Hepatobiliary Disorders: Abnormal liver function including hepatitis and cholestatic jaundice have been reported, as well as rare cases of hepatic necrosis and hepatic failure, which have rarely resulted in death.
Skin and Subcutaneous Tissue Disorders: Allergic reactions including, pruritus, rash, photosensitivity, oedema, urticaria and angioedema (see Precautions).
Rarely, serious skin reactions including erythema multiforme, Stevens Johnson Syndrome and toxic epidermal necrolysis have occurred.
Musculoskeletal and Connective Tissue Disorders: Arthralgia.
Renal and urinary disorders: Interstitial nephritis and acute renal failure.
General Disorders and Administration Site Conditions: Asthenia, fatigue and malaise have been reported.

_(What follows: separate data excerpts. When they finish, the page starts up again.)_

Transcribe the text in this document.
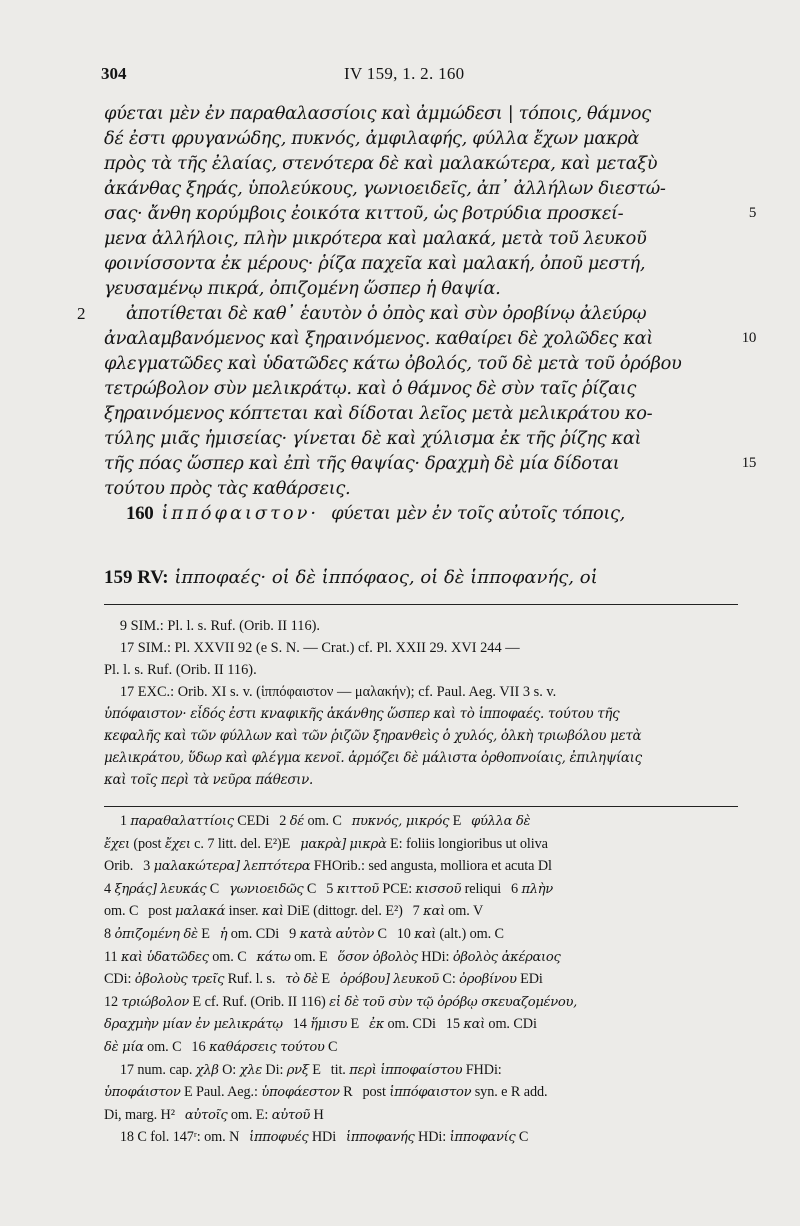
304	IV 159, 1. 2. 160
φύεται μὲν ἐν παραθαλασσίοις καὶ ἀμμώδεσι | τόποις, θάμνος
δέ ἐστι φρυγανώδης, πυκνός, ἀμφιλαφής, φύλλα ἔχων μακρὰ
πρὸς τὰ τῆς ἐλαίας, στενότερα δὲ καὶ μαλακώτερα, καὶ μεταξὺ
ἀκάνθας ξηράς, ὑπολεύκους, γωνιοειδεῖς, ἀπ᾽ ἀλλήλων διεστώ-
σας· ἄνθη κορύμβοις ἐοικότα κιττοῦ, ὡς βοτρύδια προσκεί-	5
μενα ἀλλήλοις, πλὴν μικρότερα καὶ μαλακά, μετὰ τοῦ λευκοῦ
φοινίσσοντα ἐκ μέρους· ῥίζα παχεῖα καὶ μαλακή, ὀποῦ μεστή,
γευσαμένῳ πικρά, ὀπιζομένη ὥσπερ ἡ θαψία.
ἀποτίθεται δὲ καθ᾽ ἑαυτὸν ὁ ὀπὸς καὶ σὺν ὀροβίνῳ ἀλεύρῳ
2
ἀναλαμβανόμενος καὶ ξηραινόμενος. καθαίρει δὲ χολῶδες καὶ	10
φλεγματῶδες καὶ ὑδατῶδες κάτω ὀβολός, τοῦ δὲ μετὰ τοῦ ὀρόβου
τετρώβολον σὺν μελικράτῳ. καὶ ὁ θάμνος δὲ σὺν ταῖς ῥίζαις
ξηραινόμενος κόπτεται καὶ δίδοται λεῖος μετὰ μελικράτου κο-
τύλης μιᾶς ἡμισείας· γίνεται δὲ καὶ χύλισμα ἐκ τῆς ῥίζης καὶ
τῆς πόας ὥσπερ καὶ ἐπὶ τῆς θαψίας· δραχμὴ δὲ μία δίδοται	15
τούτου πρὸς τὰς καθάρσεις.
160 ἱππόφαιστον· φύεται μὲν ἐν τοῖς αὐτοῖς τόποις,
159 RV: ἱπποφαές· οἱ δὲ ἱππόφαος, οἱ δὲ ἱπποφανής, οἱ
9 SIM.: Pl. l. s. Ruf. (Orib. II 116).
17 SIM.: Pl. XXVII 92 (e S. N. — Crat.) cf. Pl. XXII 29. XVI 244 —
Pl. l. s. Ruf. (Orib. II 116).
17 EXC.: Orib. XI s. v. (ἱππόφαιστον — μαλακήν); cf. Paul. Aeg. VII 3 s. v.
ὑπόφαιστον· εἶδός ἐστι κναφικῆς ἀκάνθης ὥσπερ καὶ τὸ ἱπποφαές. τούτου τῆς
κεφαλῆς καὶ τῶν φύλλων καὶ τῶν ῥιζῶν ξηρανθεὶς ὁ χυλός, ὁλκὴ τριωβόλου μετὰ
μελικράτου, ὕδωρ καὶ φλέγμα κενοῖ. ἁρμόζει δὲ μάλιστα ὀρθοπνοίαις, ἐπιληψίαις
καὶ τοῖς περὶ τὰ νεῦρα πάθεσιν.
1 παραθαλαττίοις CEDi 2 δέ om. C πυκνός, μικρός E φύλλα δὲ
ἔχει (post ἔχει c. 7 litt. del. E²)E μακρὰ] μικρὰ E: foliis longioribus ut oliva
Orib. 3 μαλακώτερα] λεπτότερα FHOrib.: sed angusta, molliora et acuta Dl
4 ξηράς] λευκάς C γωνιοειδῶς C 5 κιττοῦ PCE: κισσοῦ reliqui 6 πλὴν
om. C post μαλακά inser. καὶ DiE (dittogr. del. E²) 7 καὶ om. V
8 ὀπιζομένη δὲ E ἡ om. CDi 9 κατὰ αὐτὸν C 10 καὶ (alt.) om. C
11 καὶ ὑδατῶδες om. C κάτω om. E ὅσον ὀβολὸς HDi: ὀβολὸς ἀκέραιος
CDi: ὀβολοὺς τρεῖς Ruf. l. s. τὸ δὲ E ὀρόβου] λευκοῦ C: ὀροβίνου EDi
12 τριώβολον E cf. Ruf. (Orib. II 116) εἰ δὲ τοῦ σὺν τῷ ὀρόβῳ σκευαζομένου,
δραχμὴν μίαν ἐν μελικράτῳ 14 ἥμισυ E ἐκ om. CDi 15 καὶ om. CDi
δὲ μία om. C 16 καθάρσεις τούτου C
17 num. cap. χλβ O: χλε Di: ρνξ E tit. περὶ ἱπποφαίστου FHDi:
ὑποφάιστον E Paul. Aeg.: ὑποφάεστον R post ἱππόφαιστον syn. e R add.
Di, marg. H² αὐτοῖς om. E: αὐτοῦ H
18 C fol. 147ʳ: om. N ἱπποφυές HDi ἱπποφανής HDi: ἱπποφανίς C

Antacids: In patients receiving azithromycin and
antacids, azithromycin should be taken at least 1 hour before or 2 hours
after the antacid.
Cyclosporin: Caution should be exercised before
considering coadministration of azithromycin and cyclosporin. If
coadministration is necessary, cyclosporin levels should be monitored
and the dose adjusted accordingly.
Digoxin: Some of the macrolide antibiotics have been reported to impair the metabolism of digoxin in the gut) in some patients. Therefore, in patients receiving concomitant azithromycin and digoxin the possibility of raised digoxin levels shoud be borne in mind, and digoxin levels monitored.
Ergot derivatives: Because of the theoretical possibility of ergotism, azithromycin and ergot derivatives should not be coadministered.

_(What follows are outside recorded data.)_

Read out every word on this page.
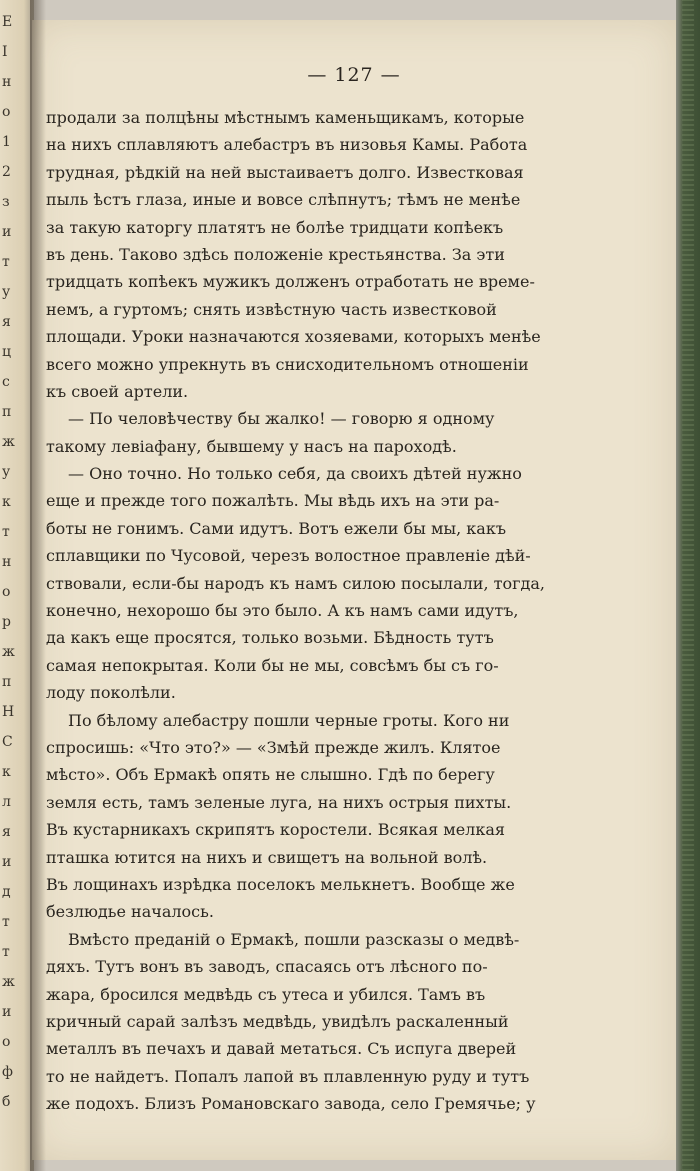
Е
I
н
о
1
2
з
и
т
у
я
ц
с
п
ж
у
к
т
н
о
р
ж
п
Н
С
к
л
я
и
д
т
т
ж
и
о
ф
б
— 127 —
продали за полцѣны мѣстнымъ каменьщикамъ, которые
на нихъ сплавляютъ алебастръ въ низовья Камы. Работа
трудная, рѣдкій на ней выстаиваетъ долго. Известковая
пыль ѣстъ глаза, иные и вовсе слѣпнутъ; тѣмъ не менѣе
за такую каторгу платятъ не болѣе тридцати копѣекъ
въ день. Таково здѣсь положеніе крестьянства. За эти
тридцать копѣекъ мужикъ долженъ отработать не време-
немъ, а гуртомъ; снять извѣстную часть известковой
площади. Уроки назначаются хозяевами, которыхъ менѣе
всего можно упрекнуть въ снисходительномъ отношеніи
къ своей артели.
— По человѣчеству бы жалко! — говорю я одному
такому левіафану, бывшему у насъ на пароходѣ.
— Оно точно. Но только себя, да своихъ дѣтей нужно
еще и прежде того пожалѣть. Мы вѣдь ихъ на эти ра-
боты не гонимъ. Сами идутъ. Вотъ ежели бы мы, какъ
сплавщики по Чусовой, черезъ волостное правленіе дѣй-
ствовали, если-бы народъ къ намъ силою посылали, тогда,
конечно, нехорошо бы это было. А къ намъ сами идутъ,
да какъ еще просятся, только возьми. Бѣдность тутъ
самая непокрытая. Коли бы не мы, совсѣмъ бы съ го-
лоду поколѣли.
По бѣлому алебастру пошли черные гроты. Кого ни
спросишь: «Что это?» — «Змѣй прежде жилъ. Клятое
мѣсто». Объ Ермакѣ опять не слышно. Гдѣ по берегу
земля есть, тамъ зеленые луга, на нихъ острыя пихты.
Въ кустарникахъ скрипятъ коростели. Всякая мелкая
пташка ютится на нихъ и свищетъ на вольной волѣ.
Въ лощинахъ изрѣдка поселокъ мелькнетъ. Вообще же
безлюдье началось.
Вмѣсто преданій о Ермакѣ, пошли разсказы о медвѣ-
дяхъ. Тутъ вонъ въ заводъ, спасаясь отъ лѣсного по-
жара, бросился медвѣдь съ утеса и убился. Тамъ въ
кричный сарай залѣзъ медвѣдь, увидѣлъ раскаленный
металлъ въ печахъ и давай метаться. Съ испуга дверей
то не найдетъ. Попалъ лапой въ плавленную руду и тутъ
же подохъ. Близъ Романовскаго завода, село Гремячье; у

Terfenadine: As with other macrolides, azithromycin should be administered with caution in combination with terfenadine.
Theophylline: Theophylline levels may be increased in patients taking azithromycin.
Coumarin-Type Oral Anticoagulants: Consideration should be given to the frequency of monitoring prothrombin time when azithromycin is used in patients receiving coumarin-type oral anticoagulants.
Zidovudine: To be used with caution as administration of azithromycin increased the concentrations of phosphorylated zidovudine, the clinically active metabolite, in peripheral blood mononuclear cells. The clinical significance of this finding is unclear, but it may be of benefit to patients.
J01FA10 - azithromycin ; Belongs to the class of macrolides. Used in the systemic treatment of infections.
FC tab 250 mg (white, oval shaped, engraved with "AV" on one side and plain on the other side) x 5 x 6's.